Сильвия все так же молча смотрела на него; она была слишком оскорблена, чтобы отвечать.
– Можешь сколько угодно сверкать на меня глазами, девочка, – продолжил Кестер, – но я был о тебе лучшего мнения. Твой возлюбленный утонул совсем недавно, а ты не считаешь нужным тратить время даже на воспоминания о нем – если вообще когда-то любила этого Кинрейда, а не просто играла с ним.
Губы Сильвии дрогнули, и сверкнули ее белые зубки.
– Думаешь, я о
Сказав это, она, словно боясь потерять над собой контроль, скрылась в доме; ничего не видя перед собой, Сильвия прошла через кухню, поднялась в свою комнату, в которой теперь почти не бывала, и рухнула ничком на кровать, вжавшись в нее лицом так, что едва не задохнулась.
С тех пор как арестовали Дэниела, его жена, со времени прошлогодней болезни постепенно терявшая физические и душевные силы, заметно ослабела. Она стала гораздо разговорчивее и часто беседовала сама с собой, утратив былую осмотрительность; не такие уж большие изменения, однако у пожилых людей они встречаются довольно часто, из-за чего и возникло расхожее выражение: «Она уже никогда не будет прежней». Теперь так говорили и о Белл.
В тот день после ухода Филипа она сидела в кресле и плакала до тех пор, пока не уснула. Белл не слышала, как Сильвия прошмыгнула через кухню; однако полчаса спустя женщина, вздрогнув, проснулась от внезапного появления Кестера.
– Где Сильви? – спросил он.
– Не знаю, – ответила Белл; она выглядела испуганной и, казалось, готова была вот-вот снова расплакаться. – О нем нет новостей?
Встав, она оперлась на палку, к которой уже привыкла.
– Нет, благослови вас Бог; но не бойтесь, хозяйка: я лишь слишком резко поговорил с девочкой и теперь хочу извиниться, – сказал Кестер, проходя через кухню и озираясь в поисках Сильвии. – Сильви! Сильви! – позвал он. – Она должна быть в доме.

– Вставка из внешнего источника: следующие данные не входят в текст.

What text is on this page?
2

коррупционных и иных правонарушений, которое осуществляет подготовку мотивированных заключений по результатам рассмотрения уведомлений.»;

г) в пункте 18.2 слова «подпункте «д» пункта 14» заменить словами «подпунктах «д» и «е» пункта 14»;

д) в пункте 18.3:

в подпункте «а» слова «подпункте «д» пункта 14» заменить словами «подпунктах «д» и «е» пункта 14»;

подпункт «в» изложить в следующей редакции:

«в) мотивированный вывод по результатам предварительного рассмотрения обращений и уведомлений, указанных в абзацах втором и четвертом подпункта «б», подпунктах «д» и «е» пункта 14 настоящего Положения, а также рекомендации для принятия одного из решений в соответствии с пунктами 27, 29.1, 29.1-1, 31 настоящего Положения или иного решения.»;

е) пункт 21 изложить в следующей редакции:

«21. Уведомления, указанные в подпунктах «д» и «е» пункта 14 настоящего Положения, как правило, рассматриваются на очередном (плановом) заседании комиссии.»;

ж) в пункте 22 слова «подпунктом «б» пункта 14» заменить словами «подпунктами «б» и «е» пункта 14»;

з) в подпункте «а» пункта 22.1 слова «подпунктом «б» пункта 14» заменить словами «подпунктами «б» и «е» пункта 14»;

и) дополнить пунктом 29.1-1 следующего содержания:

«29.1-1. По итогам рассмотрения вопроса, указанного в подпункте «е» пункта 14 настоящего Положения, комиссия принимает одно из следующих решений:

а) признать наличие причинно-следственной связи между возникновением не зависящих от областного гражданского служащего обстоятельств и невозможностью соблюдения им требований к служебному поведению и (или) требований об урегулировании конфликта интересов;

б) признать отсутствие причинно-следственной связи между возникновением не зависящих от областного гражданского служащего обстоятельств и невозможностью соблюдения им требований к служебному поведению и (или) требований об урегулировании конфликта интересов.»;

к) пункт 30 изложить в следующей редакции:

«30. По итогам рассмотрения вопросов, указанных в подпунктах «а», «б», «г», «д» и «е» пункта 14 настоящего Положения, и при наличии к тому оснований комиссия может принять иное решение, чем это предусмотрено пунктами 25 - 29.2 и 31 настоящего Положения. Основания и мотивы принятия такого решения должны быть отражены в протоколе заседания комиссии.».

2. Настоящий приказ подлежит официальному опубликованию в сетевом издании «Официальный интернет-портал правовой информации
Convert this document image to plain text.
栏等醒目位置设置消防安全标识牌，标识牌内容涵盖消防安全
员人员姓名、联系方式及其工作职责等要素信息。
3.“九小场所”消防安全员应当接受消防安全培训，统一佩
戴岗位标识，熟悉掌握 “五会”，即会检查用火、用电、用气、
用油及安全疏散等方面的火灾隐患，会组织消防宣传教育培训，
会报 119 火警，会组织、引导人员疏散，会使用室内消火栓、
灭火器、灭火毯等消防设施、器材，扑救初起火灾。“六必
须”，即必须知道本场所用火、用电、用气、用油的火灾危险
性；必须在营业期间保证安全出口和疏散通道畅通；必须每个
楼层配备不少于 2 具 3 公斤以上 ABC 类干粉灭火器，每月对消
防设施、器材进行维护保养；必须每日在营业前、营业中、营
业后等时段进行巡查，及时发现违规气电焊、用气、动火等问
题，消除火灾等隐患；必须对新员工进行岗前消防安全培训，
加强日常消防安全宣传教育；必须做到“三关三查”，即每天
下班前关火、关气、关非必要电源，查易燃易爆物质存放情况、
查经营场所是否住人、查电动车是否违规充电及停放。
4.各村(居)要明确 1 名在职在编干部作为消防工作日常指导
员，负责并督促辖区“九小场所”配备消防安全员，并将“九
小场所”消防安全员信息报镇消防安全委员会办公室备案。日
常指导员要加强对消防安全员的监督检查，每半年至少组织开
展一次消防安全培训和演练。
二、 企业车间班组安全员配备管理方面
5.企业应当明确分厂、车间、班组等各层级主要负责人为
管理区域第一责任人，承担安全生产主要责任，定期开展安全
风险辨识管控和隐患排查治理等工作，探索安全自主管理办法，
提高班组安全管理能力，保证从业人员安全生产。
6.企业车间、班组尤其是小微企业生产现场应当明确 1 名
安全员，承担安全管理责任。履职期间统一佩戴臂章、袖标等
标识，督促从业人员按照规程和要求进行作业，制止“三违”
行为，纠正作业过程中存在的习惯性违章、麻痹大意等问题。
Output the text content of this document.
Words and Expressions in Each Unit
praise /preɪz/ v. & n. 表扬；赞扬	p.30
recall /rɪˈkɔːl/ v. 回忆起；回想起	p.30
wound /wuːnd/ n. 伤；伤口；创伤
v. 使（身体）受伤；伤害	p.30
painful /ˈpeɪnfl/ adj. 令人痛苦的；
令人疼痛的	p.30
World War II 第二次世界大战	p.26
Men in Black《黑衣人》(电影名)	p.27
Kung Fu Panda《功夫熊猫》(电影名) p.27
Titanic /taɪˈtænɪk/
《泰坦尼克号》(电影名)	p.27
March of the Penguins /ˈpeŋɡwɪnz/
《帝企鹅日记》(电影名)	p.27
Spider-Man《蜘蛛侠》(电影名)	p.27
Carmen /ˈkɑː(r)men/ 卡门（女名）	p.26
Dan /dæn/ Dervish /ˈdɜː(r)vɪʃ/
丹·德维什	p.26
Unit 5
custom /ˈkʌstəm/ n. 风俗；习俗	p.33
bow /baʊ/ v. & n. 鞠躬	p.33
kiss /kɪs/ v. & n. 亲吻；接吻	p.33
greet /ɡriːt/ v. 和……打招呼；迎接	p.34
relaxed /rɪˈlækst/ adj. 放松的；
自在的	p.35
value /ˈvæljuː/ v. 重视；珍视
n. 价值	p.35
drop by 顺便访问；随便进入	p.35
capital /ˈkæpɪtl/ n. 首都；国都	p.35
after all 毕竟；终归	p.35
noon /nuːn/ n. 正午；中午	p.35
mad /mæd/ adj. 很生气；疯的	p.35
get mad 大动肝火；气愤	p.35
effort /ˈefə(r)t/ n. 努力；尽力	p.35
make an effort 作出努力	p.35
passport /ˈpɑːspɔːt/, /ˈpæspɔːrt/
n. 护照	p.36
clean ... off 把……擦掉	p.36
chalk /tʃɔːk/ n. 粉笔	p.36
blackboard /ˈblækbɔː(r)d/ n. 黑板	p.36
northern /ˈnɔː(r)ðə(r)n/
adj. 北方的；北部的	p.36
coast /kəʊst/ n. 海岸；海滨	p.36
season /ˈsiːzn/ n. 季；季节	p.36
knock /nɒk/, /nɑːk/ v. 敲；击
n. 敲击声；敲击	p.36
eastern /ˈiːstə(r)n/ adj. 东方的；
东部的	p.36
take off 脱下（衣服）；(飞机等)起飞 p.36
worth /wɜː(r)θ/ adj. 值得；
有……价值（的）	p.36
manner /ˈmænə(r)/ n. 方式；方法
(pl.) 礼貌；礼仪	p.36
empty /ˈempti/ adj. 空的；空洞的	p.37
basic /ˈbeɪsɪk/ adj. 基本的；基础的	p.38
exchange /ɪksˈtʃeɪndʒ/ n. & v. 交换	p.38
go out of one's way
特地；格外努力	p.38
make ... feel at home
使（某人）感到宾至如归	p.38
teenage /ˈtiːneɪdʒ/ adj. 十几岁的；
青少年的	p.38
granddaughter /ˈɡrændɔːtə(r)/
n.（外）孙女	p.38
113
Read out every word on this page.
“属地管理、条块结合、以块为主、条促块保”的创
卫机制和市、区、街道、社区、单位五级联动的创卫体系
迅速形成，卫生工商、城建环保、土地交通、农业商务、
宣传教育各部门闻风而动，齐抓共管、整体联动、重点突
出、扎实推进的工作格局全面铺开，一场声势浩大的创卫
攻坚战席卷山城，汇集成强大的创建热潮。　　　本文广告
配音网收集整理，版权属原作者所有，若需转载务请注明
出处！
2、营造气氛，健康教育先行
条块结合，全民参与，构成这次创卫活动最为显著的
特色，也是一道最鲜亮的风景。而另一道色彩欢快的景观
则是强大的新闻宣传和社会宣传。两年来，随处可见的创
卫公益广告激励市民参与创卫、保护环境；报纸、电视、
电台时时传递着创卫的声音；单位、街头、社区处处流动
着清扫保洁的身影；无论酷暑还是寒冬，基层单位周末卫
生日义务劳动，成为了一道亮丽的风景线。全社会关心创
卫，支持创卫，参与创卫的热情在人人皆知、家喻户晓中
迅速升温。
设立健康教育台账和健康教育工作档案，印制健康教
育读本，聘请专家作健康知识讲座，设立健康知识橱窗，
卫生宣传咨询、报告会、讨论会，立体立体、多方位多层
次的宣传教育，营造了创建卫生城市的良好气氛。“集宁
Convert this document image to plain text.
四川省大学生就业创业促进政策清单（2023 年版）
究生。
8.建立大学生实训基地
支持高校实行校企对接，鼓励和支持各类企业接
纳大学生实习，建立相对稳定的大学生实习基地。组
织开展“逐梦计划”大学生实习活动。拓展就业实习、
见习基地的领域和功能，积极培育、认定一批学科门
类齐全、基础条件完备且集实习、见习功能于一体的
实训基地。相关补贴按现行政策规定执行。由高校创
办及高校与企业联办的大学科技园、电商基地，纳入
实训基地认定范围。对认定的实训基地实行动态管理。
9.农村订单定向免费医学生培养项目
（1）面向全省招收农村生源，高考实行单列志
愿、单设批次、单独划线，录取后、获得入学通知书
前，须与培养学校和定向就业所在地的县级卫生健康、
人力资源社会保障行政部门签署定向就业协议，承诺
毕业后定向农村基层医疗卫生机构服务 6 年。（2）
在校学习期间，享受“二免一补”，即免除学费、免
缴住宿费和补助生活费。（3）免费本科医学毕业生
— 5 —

Девушка медленно спустилась по лестнице и остановилась перед ним. Ее лицо побледнело, губы решительно сжались, обычно сияющие глаза подернулись мрачной пеленой. Кестер съежился от ее вида, но еще больше – от ее молчания.
– Я пришел попросить прощения, – произнес он после небольшой паузы.
Ни звука.
– Я не стыжусь просить прощения, пусть уже и разменял шестой десяток, а ты – глупая девчушка, которую я когда-то качал на руках. Потому скажу прямо при твоей матери: мне не следовало так говорить, и я очень сожалею.
– Я ничего не понимаю, – озадаченно произнесла Белл. – Что такого сказал тебе Кестер, моя девочка? – спросила она, поворачиваясь к Сильвии.
Сделав к матери пару шагов, девушка взяла ее за руку, словно хотела успокоить, затем, обернувшись к работнику, выпалила:
– Любого другого, Кестер, я бы никогда не простила. Никогда, – повторила она горько, ведь сказанное им вновь пронеслось у нее в голове. – Мне хочется ненавидеть тебя за твои слова, но ты – мой добрый старый Кестер, и ненавидеть тебя я не могу, а потому прощаю.
Сильвия шагнула к нему. Работник взял ее маленькую ручку в свои мозолистые ладони и поцеловал. Сильвия взглянула на него сквозь слезы и мягко произнесла:
– Никогда больше так не говори. Никогда не говори о…
– Я лучше язык себе откушу, – прервал ее Кестер.
Он сдержал слово.
Во время своих визитов на ферму Хэйтерсбэнк Филип больше ни разу не завел речь о своей любви. Он смотрел, говорил и держался так, как приличествовало внимательному и заботливому брату, – не более. Впрочем, он и не мог быть кем-либо еще перед лицом великого страха, усиливавшегося после каждой беседы с адвокатом.